Le Ktav Sofer explique qu’ainsi un enfant se doit d’honorer ses parents même s’il n’a jamais reçu de Torah d’eux, et même s’ils ne l’ont pas aidés financièrement.
Le simple fait que les parents l’ont amené à la vie, suffit à créer l’obligation de les honorer.

« Grâce au commandement du respect des parents, les enfants accordent plus d’importance aux enseignements de leurs parents.
Ils considèrent leurs paroles avec davantage d’égards et ils ont totalement foi en elles, comme il est dit : « Souviens-toi des jours antiques … interroge ton père, il te l’apprendra, tes anciens, ils te le diront » (Haazinou 32,7). »
[Abarbanel]

=> Le respect des parents, garant d’une confiance mutuelle, constitue l’un des fondements de l’éducation [et de la bonne transmission des valeurs juives aux générations suivantes].

La raison de l’augmentation de l’espérance de vie

+ La raison de l’augmentation de l’espérance de vie :

-> Depuis plusieurs années, la durée de vie de l’être humain est plus longue qu’aux siècles derniers.
Il est fréquent de rencontrer des personnes âgées dépassant les 80 ou même 90 ans.
Ce phénomène est généralement expliqué par les avancées dans le domaine médical et la technologie, du fait qu’il existe un médicament pour presque chaque maladie.

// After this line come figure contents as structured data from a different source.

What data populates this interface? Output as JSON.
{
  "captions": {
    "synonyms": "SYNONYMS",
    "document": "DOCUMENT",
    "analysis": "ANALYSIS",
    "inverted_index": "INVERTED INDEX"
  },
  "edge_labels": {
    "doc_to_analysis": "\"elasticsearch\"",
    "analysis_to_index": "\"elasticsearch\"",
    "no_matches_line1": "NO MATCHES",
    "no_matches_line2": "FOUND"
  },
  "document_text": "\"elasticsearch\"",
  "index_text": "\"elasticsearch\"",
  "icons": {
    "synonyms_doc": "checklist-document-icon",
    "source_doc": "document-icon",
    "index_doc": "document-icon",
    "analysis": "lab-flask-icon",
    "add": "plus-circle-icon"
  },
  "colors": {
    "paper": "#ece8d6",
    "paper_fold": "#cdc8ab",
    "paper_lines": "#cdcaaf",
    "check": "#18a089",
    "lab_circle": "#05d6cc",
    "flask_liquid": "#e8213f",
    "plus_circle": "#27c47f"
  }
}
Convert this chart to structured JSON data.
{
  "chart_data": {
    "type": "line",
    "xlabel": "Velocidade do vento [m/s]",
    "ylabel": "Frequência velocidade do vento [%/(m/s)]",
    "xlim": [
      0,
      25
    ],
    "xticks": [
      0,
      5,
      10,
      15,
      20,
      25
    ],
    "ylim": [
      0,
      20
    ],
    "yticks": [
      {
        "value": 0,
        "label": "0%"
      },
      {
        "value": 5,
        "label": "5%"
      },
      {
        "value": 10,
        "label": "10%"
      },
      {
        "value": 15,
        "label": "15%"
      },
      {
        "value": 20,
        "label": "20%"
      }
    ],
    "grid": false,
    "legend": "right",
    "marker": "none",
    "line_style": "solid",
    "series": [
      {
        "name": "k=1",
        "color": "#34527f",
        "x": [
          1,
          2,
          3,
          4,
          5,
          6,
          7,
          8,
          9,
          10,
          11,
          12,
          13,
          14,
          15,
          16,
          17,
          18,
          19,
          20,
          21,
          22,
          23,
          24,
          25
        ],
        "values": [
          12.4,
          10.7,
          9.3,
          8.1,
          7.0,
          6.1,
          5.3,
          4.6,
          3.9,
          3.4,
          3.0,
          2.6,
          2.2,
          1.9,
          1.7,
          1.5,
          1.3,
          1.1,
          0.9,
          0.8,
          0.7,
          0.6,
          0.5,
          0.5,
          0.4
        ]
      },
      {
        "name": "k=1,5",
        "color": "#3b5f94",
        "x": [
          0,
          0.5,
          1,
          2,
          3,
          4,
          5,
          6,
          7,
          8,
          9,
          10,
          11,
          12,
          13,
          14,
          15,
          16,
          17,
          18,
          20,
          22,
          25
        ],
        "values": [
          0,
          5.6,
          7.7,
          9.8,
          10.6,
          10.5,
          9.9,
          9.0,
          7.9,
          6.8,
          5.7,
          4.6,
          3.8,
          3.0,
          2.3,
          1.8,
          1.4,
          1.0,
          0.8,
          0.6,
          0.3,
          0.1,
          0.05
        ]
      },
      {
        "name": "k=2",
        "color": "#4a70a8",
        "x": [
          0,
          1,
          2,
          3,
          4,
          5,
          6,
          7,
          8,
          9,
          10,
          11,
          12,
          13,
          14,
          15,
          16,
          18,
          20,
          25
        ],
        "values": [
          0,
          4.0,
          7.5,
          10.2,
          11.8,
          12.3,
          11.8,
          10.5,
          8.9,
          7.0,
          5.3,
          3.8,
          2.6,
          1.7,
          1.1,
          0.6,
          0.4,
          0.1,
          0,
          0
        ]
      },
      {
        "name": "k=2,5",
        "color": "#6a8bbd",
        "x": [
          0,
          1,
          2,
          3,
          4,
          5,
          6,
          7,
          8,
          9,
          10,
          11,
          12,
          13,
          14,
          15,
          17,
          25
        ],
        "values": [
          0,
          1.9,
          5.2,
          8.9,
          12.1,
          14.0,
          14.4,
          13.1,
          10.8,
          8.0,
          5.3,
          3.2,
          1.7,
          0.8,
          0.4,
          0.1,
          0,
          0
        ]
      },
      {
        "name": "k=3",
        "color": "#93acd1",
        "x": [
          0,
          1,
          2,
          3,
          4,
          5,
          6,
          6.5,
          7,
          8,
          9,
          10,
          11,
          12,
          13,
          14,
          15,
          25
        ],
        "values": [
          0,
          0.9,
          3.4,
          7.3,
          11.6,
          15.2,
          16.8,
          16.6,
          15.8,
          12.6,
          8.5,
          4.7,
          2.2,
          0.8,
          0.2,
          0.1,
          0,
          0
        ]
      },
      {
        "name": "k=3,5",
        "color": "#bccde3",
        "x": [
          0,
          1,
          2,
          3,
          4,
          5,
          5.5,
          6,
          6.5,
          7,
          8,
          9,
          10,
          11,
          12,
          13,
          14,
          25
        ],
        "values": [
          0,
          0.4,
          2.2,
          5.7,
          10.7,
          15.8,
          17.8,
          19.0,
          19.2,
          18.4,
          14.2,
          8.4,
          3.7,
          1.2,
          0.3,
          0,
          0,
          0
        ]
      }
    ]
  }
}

Cependant, sur cette question le rav Steinman a un point de vue complétement différent.
Les générations qui précèdent la guéoula mènent la dernière lutte contre Essav : ce dernier avait le mérite et la particularité de respecter son père de la meilleure façon possible.
C’est pourquoi dans nos générations, Hachem nous donne l’occasion de multiplier les mitsvot de respect des parents afin de pouvoir annuler le mérite d’Essav et d’arriver donc à la guéoula complète très bientôt.

Nous devons aimer nos parents plus que nous-même, et le monde entier sera considéré comme annulé lorsqu’il s’agira d’accomplir la volonté de son père ou de sa mère, et de les servir.
[Séfer ‘Harédim 9,37-38 ; ‘Hayé Adam 67,1]

-> Nous devons parler à nos parents avec calme, patience et crainte, comme si on parlait à un roi (Séfer ‘Harédim 12,1).
A plus forte raison, on n’élèvera pas la voix en leur parlant (Pélé Yoets).

-> On est tenu de servir ses parents comme le font des serviteurs envers leur maître.
[Rama 240,4 ; ainsi que le Rambam michna Kidouchin 1,6]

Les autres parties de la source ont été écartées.